Le fact-checking, un bien public 

La vérification des informations qui circulent sur les réseaux est un aspect crucial de la bonne gouvernance démocratique sur internet, en particulier lorsque les médias classiques ne remplissent pas vraiment leur rôle, paralysés par les ingérences de potentats locaux ou la pression d’intérêts privés. Dans ces cas-là, le travail de blogueurs très agiles dans le monde digital, leur connaissance d’outils numériques permettant de détecter les manipulations d’images, leur rapidité d’exécution est un atout pour l’information du public.

Sally Bilaly Sow de @guineecheck  en est un bon exemple. Lui et son équipe de quatre personnes, pratiquent le fact-checking en supplément d’activités professionnelles leur permettant de subvenir à leurs besoins quotidiens. Deux motifs justifient leur non-appartenance à un média classique, d’une part ils ne gagneraient pas mieux leur vie, d’autre part, rien ne leur garantit de pouvoir pratiquer dans une rédaction classique, le rigoureux travail qu’ils produisent en tant que fact-checkers. Il faut parfois passer des heures à écouter des vidéos en langue locale, pour débusquer l’origine d’une rumeur complètement fantaisiste. Il faut ensuite passer plus de temps encore à trouver des sources fiables permettant d’invalider les infox. Se pose le problème du modèle économique qui permettrait à ce vivier de blogueurs-journalistes de gagner leur vie en essaimant les pratiques de vérifications.  

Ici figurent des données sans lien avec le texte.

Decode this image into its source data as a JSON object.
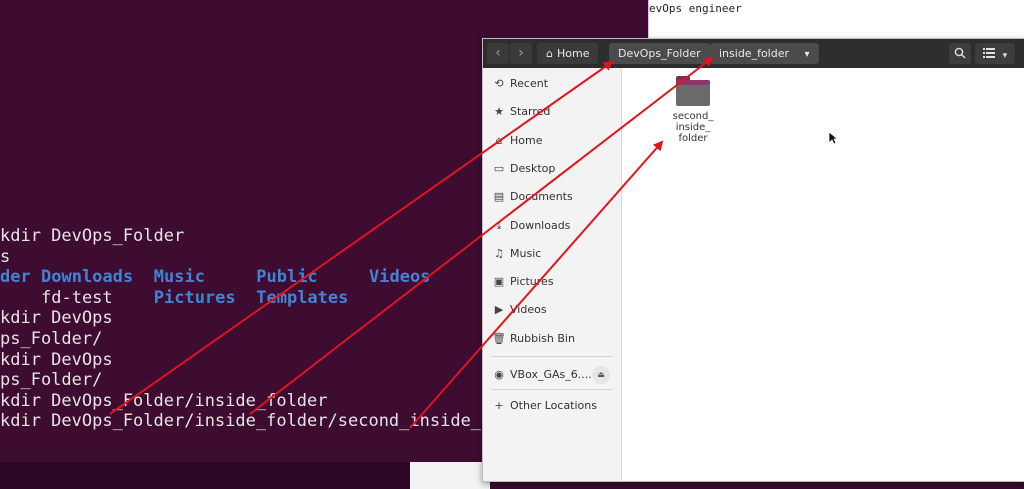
{
  "terminal": {
    "lines": [
      {
        "segments": [
          {
            "text": "kdir DevOps_Folder",
            "color": "normal",
            "col": 0
          }
        ]
      },
      {
        "segments": [
          {
            "text": "s",
            "color": "normal",
            "col": 0
          }
        ]
      },
      {
        "segments": [
          {
            "text": "der",
            "color": "blue",
            "col": 0
          },
          {
            "text": "Downloads",
            "color": "blue",
            "col": 4
          },
          {
            "text": "Music",
            "color": "blue",
            "col": 15
          },
          {
            "text": "Public",
            "color": "blue",
            "col": 25
          },
          {
            "text": "Videos",
            "color": "blue",
            "col": 36
          }
        ]
      },
      {
        "segments": [
          {
            "text": "fd-test",
            "color": "normal",
            "col": 4
          },
          {
            "text": "Pictures",
            "color": "blue",
            "col": 15
          },
          {
            "text": "Templates",
            "color": "blue",
            "col": 25
          }
        ]
      },
      {
        "segments": [
          {
            "text": "kdir DevOps",
            "color": "normal",
            "col": 0
          }
        ]
      },
      {
        "segments": [
          {
            "text": "ps_Folder/",
            "color": "normal",
            "col": 0
          }
        ]
      },
      {
        "segments": [
          {
            "text": "kdir DevOps",
            "color": "normal",
            "col": 0
          }
        ]
      },
      {
        "segments": [
          {
            "text": "ps_Folder/",
            "color": "normal",
            "col": 0
          }
        ]
      },
      {
        "segments": [
          {
            "text": "kdir DevOps_Folder/inside_folder",
            "color": "normal",
            "col": 0
          }
        ]
      },
      {
        "segments": [
          {
            "text": "kdir DevOps_Folder/inside_folder/second_inside_",
            "color": "normal",
            "col": 0
          }
        ]
      }
    ]
  },
  "editor": {
    "text": "evOps engineer"
  },
  "file_manager": {
    "nav": {
      "back": "‹",
      "forward": "›"
    },
    "breadcrumb": [
      {
        "label": "Home",
        "icon": "home-icon"
      },
      {
        "label": "DevOps_Folder"
      },
      {
        "label": "inside_folder",
        "dropdown": "▾"
      }
    ],
    "header_buttons": {
      "search": "search-icon",
      "view": "list-view-icon",
      "view_dropdown": "▾"
    },
    "sidebar": {
      "items": [
        {
          "label": "Recent",
          "icon": "clock-icon",
          "glyph": "⟲"
        },
        {
          "label": "Starred",
          "icon": "star-icon",
          "glyph": "★"
        },
        {
          "label": "Home",
          "icon": "home-icon",
          "glyph": "⌂"
        },
        {
          "label": "Desktop",
          "icon": "desktop-icon",
          "glyph": "▭"
        },
        {
          "label": "Documents",
          "icon": "document-icon",
          "glyph": "▤"
        },
        {
          "label": "Downloads",
          "icon": "download-icon",
          "glyph": "⤓"
        },
        {
          "label": "Music",
          "icon": "music-icon",
          "glyph": "♫"
        },
        {
          "label": "Pictures",
          "icon": "picture-icon",
          "glyph": "▣"
        },
        {
          "label": "Videos",
          "icon": "video-icon",
          "glyph": "▶"
        },
        {
          "label": "Rubbish Bin",
          "icon": "trash-icon",
          "glyph": "🗑"
        }
      ],
      "devices": [
        {
          "label": "VBox_GAs_6....",
          "icon": "disc-icon",
          "glyph": "◉",
          "eject": "⏏"
        }
      ],
      "other": {
        "label": "Other Locations",
        "glyph": "+"
      }
    },
    "content": {
      "items": [
        {
          "name_lines": [
            "second_",
            "inside_",
            "folder"
          ]
        }
      ]
    }
  },
  "annotation_color": "#e0141e"
}
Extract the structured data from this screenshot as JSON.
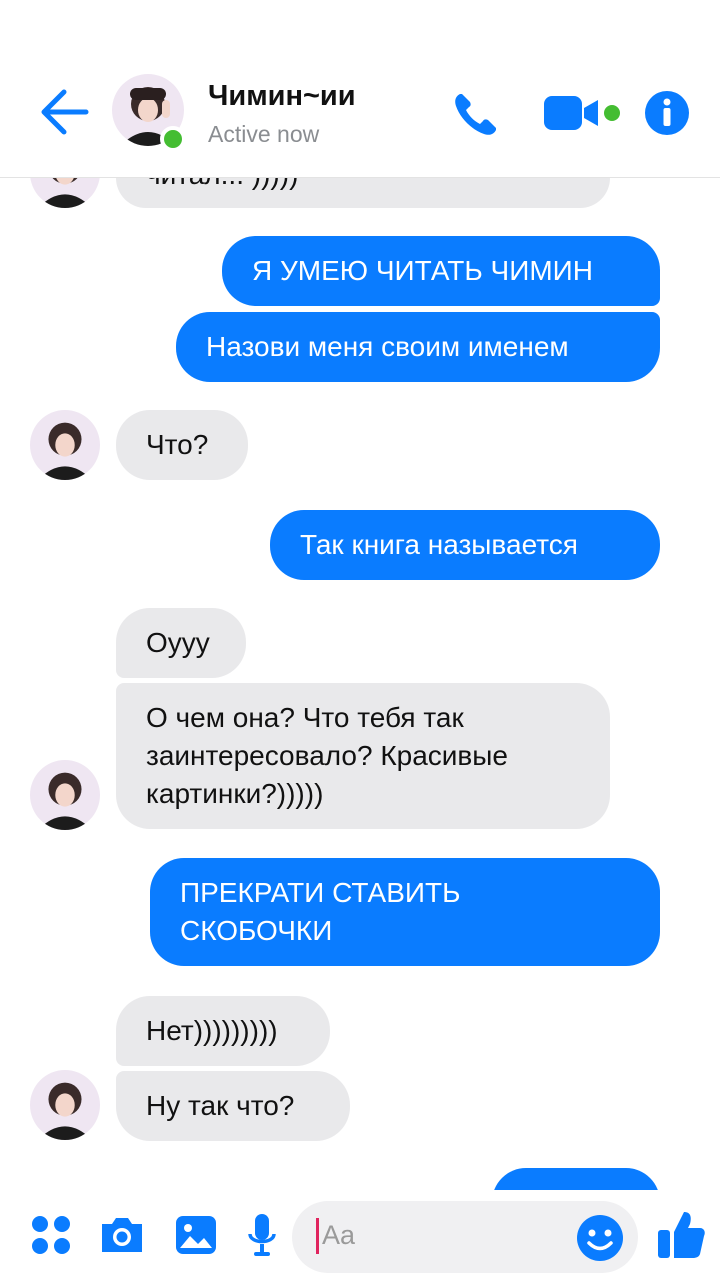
{
  "header": {
    "contact_name": "Чимин~ии",
    "status": "Active now"
  },
  "colors": {
    "accent": "#0a7cff",
    "online": "#44bd32",
    "incoming_bubble": "#e9e9eb"
  },
  "messages": [
    {
      "from": "them",
      "text": "читал... )))))",
      "partial": true
    },
    {
      "from": "me",
      "text": "Я УМЕЮ ЧИТАТЬ ЧИМИН"
    },
    {
      "from": "me",
      "text": "Назови меня своим именем"
    },
    {
      "from": "them",
      "text": "Что?"
    },
    {
      "from": "me",
      "text": "Так книга называется"
    },
    {
      "from": "them",
      "text": "Оууу"
    },
    {
      "from": "them",
      "text_lines": [
        "О чем она? Что тебя так",
        "заинтересовало? Красивые",
        "картинки?)))))"
      ]
    },
    {
      "from": "me",
      "text_lines": [
        "ПРЕКРАТИ СТАВИТЬ",
        "СКОБОЧКИ"
      ]
    },
    {
      "from": "them",
      "text": "Нет)))))))))"
    },
    {
      "from": "them",
      "text": "Ну так что?"
    },
    {
      "from": "me",
      "text": "",
      "partial": true
    }
  ],
  "composer": {
    "placeholder": "Aa",
    "icons": [
      "apps-icon",
      "camera-icon",
      "gallery-icon",
      "microphone-icon",
      "emoji-icon",
      "thumbs-up-icon"
    ]
  }
}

Une avant-garde en mal de soutiens 

@AfricaCheck - @checkCongo - @togocheck ou encore Stop Intox CameroonCe mouvement de fact-checkers en réseau à travers le continent, actif au sein des AfricTivistes, adhère à la Déclaration d’Abidjan 2021 qui stipule notamment : « Nous réaffirmons notre engagement en tant qu’acteurs de l’information en ligne à agir en toute responsabilité dans le cyberspace et appelons les pouvoirs publics africains à garantir la protection des journalistes et blogueurs dans l’exercice de leurs activités ». Face au torrent d’infox sur les réseaux, leur action est salutaire, mais leur visibilité trop limitée pour avoir un réel impact sur l’opinion. Ils sont pourtant bien placés pour détecter l'infox qui circule en langues locales, indétectable par les algorithmes de Facebook, fait remarquer Sally Bilaly Sow de Guinée Check, quand il s'agit d'empêcher la diffusion de contenus enfreignant les règles de la communauté.  Spectaculaire et trop facile à diffuser, l’infox risque de l’emporter dans cette course de vitesse qui se joue sur internet.